SageMath tools introduced:

• random_prime(), next_prime(), is_prime() — prime generation

• power_mod(), inverse_mod(), euler_phi() — modular arithmetic

• factor(), gcd(), xgcd() — factoring and GCD

• crt() — Chinese Remainder Theorem

• continued_fraction(), .convergents() — continued fractions

• isqrt() — integer square root

• list_plot(), bar_chart(), show() — visualization

25.9 References

1. Rivest, R. L., Shamir, A., and Adleman, L. (1978). A Method for Obtaining Digital Signatures and Public-Key Cryptosystems. Communications of the ACM, 21(2), 120–126. The original RSA paper.

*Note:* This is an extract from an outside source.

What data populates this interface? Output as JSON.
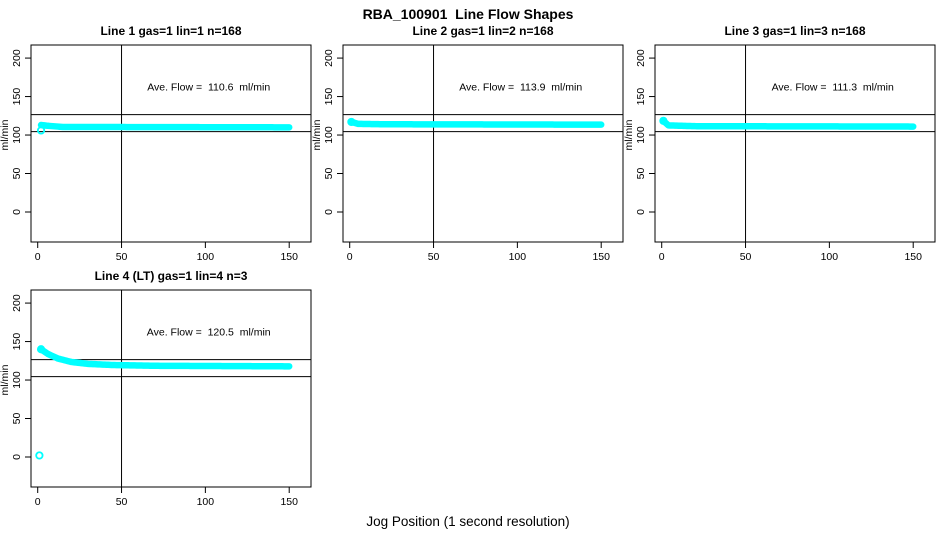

2. Wiener, M. J. (1990). Cryptanalysis of Short RSA Secret Exponents. IEEE Transactions on Information Theory, 36(3), 553–558. The continued fraction attack on small private exponents.

3. Boneh, D. (1999). Twenty Years of Attacks on the RSA Cryptosystem. Notices of the AMS, 46(2), 203–213. Comprehensive survey of RSA attacks.

4. Lenstra, A. K. et al. (2012). Ron was wrong, Whit is right. Crypto 2012. Study finding that many real-world RSA keys share prime factors.

5. Pollard, J. M. (1974). Theorems on Factorization and Primality Testing. Proceedings of the Cambridge Philosophical Society, 76, 521–528. The p−1 factoring algorithm.